Re: GCC compilation performance under RAM starvation

Segher Boessenkool <segher@xxxxxxxxxxxxxxxxxxx> · Fri, 27 Jun 2025 20:54:36 -0500

Hi!

On Sat, Jun 28, 2025 at 09:54:59AM +0900, Simon Richter wrote:
> On 27.06.25 02:01, Krystian Kazmierczak (Nokia) via Gcc-help wrote:
> 
> >What I observe is that when all compilation which run on certain container 
> >cause memory pressure (memory utilization hits memory limit defined by 
> >cgroupv2 for container, swap is disabled) then cpu load for cc1 processes 
> >significantly increase (container looks like hanged) and all compilations 
> >may last indefinitely.
> 
> Compiling is pretty much the worst case scenario for a system with paged 
> memory, because the program being compiled is represented as a tree-like 
> data structure, so we have lots of indirection through chains of 
> pointers, and each pointer target has the risk of being on a page that 
> has been paged out.

Or more generally: a compiler has a lot of "active memory".  Not "paged
memory", data that is just from files on disk (like stuff read it from
source files).

> So in a memory pressure scenario, when a page is not present, it will 
> have to be fetched from its backing storage, and another page evicted 
> instead. Then, we retrieve the information we actually want, which often 
> is another pointer that we have to follow, and the process repeats.
> 
> Having no swap space does not mean that no swapping occurs: swap space 
> is space for "anonymous" memory that has no other file backing. However, 
> loaded programs do have their executable files as backing, and anything 
> loaded using mmap() is also fair game, so it is possible to evict them 
> -- so the compiler pushes out other processes.
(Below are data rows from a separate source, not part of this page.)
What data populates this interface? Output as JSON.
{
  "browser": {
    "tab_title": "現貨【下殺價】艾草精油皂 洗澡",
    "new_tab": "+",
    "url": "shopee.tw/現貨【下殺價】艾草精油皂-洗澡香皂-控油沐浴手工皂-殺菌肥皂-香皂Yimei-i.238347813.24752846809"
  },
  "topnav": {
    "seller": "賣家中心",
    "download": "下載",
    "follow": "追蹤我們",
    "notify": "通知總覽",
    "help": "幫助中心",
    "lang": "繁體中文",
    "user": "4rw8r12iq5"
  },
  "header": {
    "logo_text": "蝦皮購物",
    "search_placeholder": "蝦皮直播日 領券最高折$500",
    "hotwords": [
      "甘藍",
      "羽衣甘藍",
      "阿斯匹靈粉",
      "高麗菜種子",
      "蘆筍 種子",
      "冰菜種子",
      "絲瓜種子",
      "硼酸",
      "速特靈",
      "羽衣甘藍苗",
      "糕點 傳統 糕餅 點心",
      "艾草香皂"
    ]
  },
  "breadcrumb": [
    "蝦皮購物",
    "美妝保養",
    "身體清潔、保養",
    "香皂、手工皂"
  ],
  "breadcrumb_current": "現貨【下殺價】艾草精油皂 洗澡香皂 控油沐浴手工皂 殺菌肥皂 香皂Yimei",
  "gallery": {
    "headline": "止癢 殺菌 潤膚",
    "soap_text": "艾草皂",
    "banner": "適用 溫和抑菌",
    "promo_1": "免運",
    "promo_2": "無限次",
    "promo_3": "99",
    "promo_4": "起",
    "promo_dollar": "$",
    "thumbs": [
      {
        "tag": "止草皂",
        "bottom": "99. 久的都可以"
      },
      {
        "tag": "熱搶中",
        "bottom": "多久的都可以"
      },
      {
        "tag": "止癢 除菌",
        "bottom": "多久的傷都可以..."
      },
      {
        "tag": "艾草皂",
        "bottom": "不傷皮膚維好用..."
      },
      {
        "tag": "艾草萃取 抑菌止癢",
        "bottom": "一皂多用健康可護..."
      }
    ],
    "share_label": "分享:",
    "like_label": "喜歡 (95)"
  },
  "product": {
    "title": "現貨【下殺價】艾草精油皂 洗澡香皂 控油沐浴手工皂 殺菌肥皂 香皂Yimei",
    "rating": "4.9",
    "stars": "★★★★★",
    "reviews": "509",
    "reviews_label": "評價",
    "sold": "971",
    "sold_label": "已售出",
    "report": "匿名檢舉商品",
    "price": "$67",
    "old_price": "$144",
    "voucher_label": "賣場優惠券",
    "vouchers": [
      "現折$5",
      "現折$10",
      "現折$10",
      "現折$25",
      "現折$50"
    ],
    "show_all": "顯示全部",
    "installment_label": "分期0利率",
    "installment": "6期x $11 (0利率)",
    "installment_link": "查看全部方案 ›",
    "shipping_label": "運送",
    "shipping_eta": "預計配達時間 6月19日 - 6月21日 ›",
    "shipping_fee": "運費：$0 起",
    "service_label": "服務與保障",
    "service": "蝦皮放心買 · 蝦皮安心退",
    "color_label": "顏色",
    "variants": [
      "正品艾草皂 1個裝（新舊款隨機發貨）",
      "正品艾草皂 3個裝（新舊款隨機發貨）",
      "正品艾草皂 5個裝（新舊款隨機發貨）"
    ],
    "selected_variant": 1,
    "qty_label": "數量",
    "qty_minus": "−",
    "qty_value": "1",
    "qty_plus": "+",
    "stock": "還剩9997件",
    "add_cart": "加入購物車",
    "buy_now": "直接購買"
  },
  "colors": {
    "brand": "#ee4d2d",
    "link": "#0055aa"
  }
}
Yup, swap space is "just ram" in many ways.  But having the distinction
swap <-> ram allows the kernel to do better (heuristic!) tradeoffs
often.  And, like I try to point out all over this thread, all of the
kernel tuning for this depends on it having a reasonable amount of swap
space.  If there is *no* swap space, there are more hard edges.

> Because things are pulled back into memory on-demand, one page for each 
> access, it takes a really long time to recover after memory pressure has 
> been resolved.
> 
> You can avoid that by disabling memory overcommit, this enforces that 
> every allocated memory page has a physical memory location. The downside 
> of that is that on process startup, physical memory needs to be reserved 
> for a copy of all unshared pages of the parent process between the 
> fork() that starts the process, and the execve() that replaces the 
> process image, so it makes starting a new process more expensive and 
> introduces a failure mode where fork() fails because the parent process 
> is too large.

How do you disable memory overcommit?  "Just" don't run problems that
are bigger than you have memmory for?

> For traditional Unix, that is usually not a problem (just less 
> efficient) because processes tend to be fairly small, but modern desktop 
> environments usually deal badly with overcommit being disabled, so it's 
> not a general solution. If you have a dedicated machine or VM for 
> compiling, I'd definitely go that route, though.
> 
> The only proper solution can come from the kernel here: this is where 
> resources are directed. GCC can only use what it is assigned.

The only proper solution is to just have enough memory for everything
you run.  Problem solved :-)

(But yes, there is nothing GCC can do to solve this, or ameliorate this
even).

Segher